Given that the intelligence community, the military-industrial-university complex, and the vast apparatus of strategic organizations in our society have an interest in a new Cold War—plus the demonizing of China—it is inconceivable that this target, which was the only target the CIA put in during the war, was accidental.
Let’s talk about your use of the term “blowback.”
This refers to the unintended consequences of American policies abroad, including polices that are kept secret from the American public. In the world today, any number of Americans can wander into an imperial scenario they know nothing about, but which could have truly lethal consequences for them. Like the blowing up of an airplane with American citizens on board. Or sitting in the World Trade Center when some former mujahideen from Afghanistan decided to bomb it; or the Americans killed in Karachi; or the whole Bin Laden affair. All of these had their origin in U.S. policies abroad.
Another point I’m trying to make is the use by the establishment press of abstract terms like “terrorism” or “rogue states” and “drug lords” and “ancient enmities.” These terms need to be contextualized. These words are used to avoid any suggestion that there might be an American hand involved. “Terrorism” is the tactic of the weak, in which the weak attack undefended targets of the state that has victimized them. The weak’s true victimizers are themselves impervious, sitting at 40,000 feet in a B-52 or sitting in a missile cruiser at sea. It therefore becomes logical to attack an undefended embassy in East Africa or innocent bystanders in Karachi.
Another aspect I’m trying to get at is the moral cost of empire. We maintain 65 major military installations abroad that have significant consequences. One of those places, which really got me into this whole analysis, is Okinawa. Okinawa, one of the 65, has 1.3 million people and 39 American military bases, which have been there since the last and bloodiest ground battle of World War II.

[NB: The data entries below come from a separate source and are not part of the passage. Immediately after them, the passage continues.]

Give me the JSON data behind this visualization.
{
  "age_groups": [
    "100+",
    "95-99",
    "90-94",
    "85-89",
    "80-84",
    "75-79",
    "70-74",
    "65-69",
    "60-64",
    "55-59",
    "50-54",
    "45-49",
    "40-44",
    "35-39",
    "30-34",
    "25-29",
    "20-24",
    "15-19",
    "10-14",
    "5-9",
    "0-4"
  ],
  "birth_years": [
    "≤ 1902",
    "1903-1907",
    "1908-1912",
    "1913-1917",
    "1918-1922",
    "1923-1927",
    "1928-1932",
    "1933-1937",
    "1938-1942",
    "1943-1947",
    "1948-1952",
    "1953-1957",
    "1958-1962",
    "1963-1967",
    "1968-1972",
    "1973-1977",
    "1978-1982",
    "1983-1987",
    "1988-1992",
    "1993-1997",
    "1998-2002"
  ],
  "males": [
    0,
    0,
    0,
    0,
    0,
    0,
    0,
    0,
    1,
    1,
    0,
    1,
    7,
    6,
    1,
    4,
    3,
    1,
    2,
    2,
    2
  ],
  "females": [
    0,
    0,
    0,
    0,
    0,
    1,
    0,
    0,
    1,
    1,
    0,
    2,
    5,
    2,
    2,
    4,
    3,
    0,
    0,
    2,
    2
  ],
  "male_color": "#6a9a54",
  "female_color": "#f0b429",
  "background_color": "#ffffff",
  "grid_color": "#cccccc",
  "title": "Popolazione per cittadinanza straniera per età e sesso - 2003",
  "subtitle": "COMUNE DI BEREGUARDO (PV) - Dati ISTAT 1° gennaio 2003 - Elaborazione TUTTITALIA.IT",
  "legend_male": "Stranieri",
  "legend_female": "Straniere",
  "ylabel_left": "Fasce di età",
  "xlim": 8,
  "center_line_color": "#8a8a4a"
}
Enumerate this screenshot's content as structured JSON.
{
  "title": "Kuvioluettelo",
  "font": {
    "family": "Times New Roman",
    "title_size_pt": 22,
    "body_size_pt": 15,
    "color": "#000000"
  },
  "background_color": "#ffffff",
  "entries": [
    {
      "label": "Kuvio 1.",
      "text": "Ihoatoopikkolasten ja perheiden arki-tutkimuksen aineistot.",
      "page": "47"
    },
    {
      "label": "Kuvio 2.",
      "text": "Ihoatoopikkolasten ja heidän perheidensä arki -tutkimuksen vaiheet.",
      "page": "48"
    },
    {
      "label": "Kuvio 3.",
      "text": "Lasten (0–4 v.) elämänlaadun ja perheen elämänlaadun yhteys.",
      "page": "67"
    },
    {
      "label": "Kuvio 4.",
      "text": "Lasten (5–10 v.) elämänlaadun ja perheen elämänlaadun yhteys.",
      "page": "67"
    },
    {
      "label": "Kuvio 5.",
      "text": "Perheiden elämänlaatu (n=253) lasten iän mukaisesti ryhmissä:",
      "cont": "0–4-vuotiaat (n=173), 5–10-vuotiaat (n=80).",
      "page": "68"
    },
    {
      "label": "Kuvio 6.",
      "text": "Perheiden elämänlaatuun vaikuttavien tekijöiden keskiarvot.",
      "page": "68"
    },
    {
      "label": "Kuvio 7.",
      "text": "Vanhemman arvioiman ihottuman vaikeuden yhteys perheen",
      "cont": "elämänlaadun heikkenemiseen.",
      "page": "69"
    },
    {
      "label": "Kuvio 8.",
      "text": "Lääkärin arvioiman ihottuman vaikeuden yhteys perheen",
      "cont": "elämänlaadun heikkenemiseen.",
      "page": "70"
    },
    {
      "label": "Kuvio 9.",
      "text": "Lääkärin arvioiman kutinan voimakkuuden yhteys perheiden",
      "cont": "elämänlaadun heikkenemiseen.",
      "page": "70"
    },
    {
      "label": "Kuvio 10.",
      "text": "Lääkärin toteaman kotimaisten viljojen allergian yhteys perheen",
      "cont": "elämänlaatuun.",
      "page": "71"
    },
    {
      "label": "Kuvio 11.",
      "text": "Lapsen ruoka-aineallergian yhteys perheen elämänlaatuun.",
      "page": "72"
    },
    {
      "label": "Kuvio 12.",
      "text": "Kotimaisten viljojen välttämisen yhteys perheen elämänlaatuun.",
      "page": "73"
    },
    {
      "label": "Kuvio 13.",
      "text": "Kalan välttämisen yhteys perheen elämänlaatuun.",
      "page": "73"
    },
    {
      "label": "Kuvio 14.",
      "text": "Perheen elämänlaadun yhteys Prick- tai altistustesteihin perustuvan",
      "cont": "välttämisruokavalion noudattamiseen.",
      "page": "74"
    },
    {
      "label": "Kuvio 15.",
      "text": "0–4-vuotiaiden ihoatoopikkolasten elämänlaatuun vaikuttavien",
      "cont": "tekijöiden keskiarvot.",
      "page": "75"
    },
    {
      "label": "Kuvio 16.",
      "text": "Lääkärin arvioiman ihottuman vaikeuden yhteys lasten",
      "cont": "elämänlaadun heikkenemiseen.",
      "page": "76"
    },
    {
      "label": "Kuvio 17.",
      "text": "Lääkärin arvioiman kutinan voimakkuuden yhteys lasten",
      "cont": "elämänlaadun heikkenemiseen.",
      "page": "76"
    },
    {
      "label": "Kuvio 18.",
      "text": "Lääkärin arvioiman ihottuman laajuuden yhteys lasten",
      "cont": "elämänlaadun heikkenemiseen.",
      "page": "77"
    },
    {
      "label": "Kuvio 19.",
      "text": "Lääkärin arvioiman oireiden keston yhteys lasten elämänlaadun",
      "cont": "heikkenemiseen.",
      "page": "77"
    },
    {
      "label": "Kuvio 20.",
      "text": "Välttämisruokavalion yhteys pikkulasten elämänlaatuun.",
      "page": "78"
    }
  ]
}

I went to Okinawa for the first time in 1996. It became apparent in half an hour in Okinawa that these bases were not there as an element of strategy. They were there because they’ve been there a long time, and the Americans there are extremely comfortable. Our Marines in Okinawa are there for the same reason that the Soviet troops did not want to leave East Germany after the Wall came down. They live better in Okinawa than they’re likely to live in the communities they come from in America.
Or take Italy, a nation that has no known enemies, and where there are no German troops or Iranian troops or Chinese troops. But there are American troops. Two years ago, U.S. Marine pilots doing acrobatics in their airplane sliced through a cable, killing 20 innocent skiers. They were supposed to maintain an altitude of 1,000 feet, by our regulations, 2,000 by Italian regulations. The cable was cut at 360 feet; the plane was going 150 miles an hour faster than it should have been going. The pilots were not tried in Italy; they were tried at a base in North Carolina, where they were exonerated; it was said to be a training accident. The President offered to pay compensation, but the House of Representatives refused to authorize it, on the advice of the Pentagon.

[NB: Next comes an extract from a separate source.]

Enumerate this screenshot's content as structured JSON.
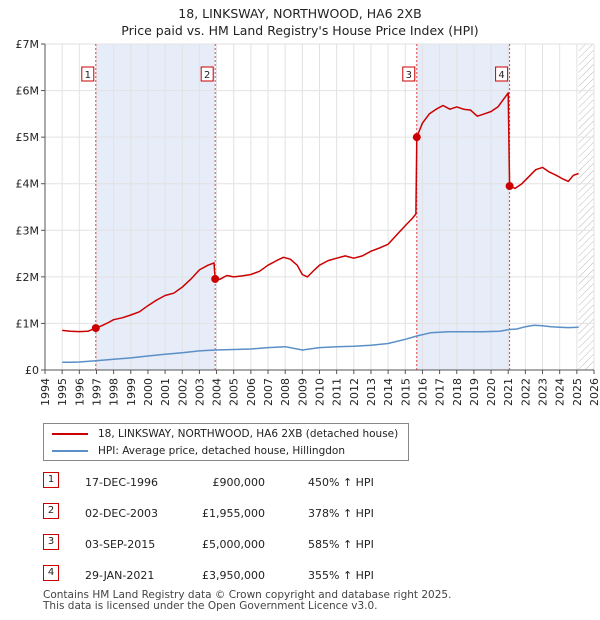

What I’ve tried to do in my book is to put together some of these incidents. They add up to a pattern, a pattern that I think the correct analytical word for is imperialism. You’ve written the book for what purpose?
To warn Americans to stop, look, and listen. To be aware that what you sow you reap, and a lot of what is being sown in your name you probably do not know about. For example, our 110 missions abroad to educate foreign armed forces, where this “education” often amounts to instructing them in state terrorism.
If Americans are simply to proceed, this trend of events portends conflict. The history of international relations suggests that it is only logical that when a country behaves as the United States has been, it elicits coalitions against it. Ultimately, it becomes caught up in imperial overreach and decline and collapse. Just as the Soviet Union did over a decade ago. It seems to me that I’m in a position to issue a warning, and to at least hold out the possibility that this trend of events could be altered.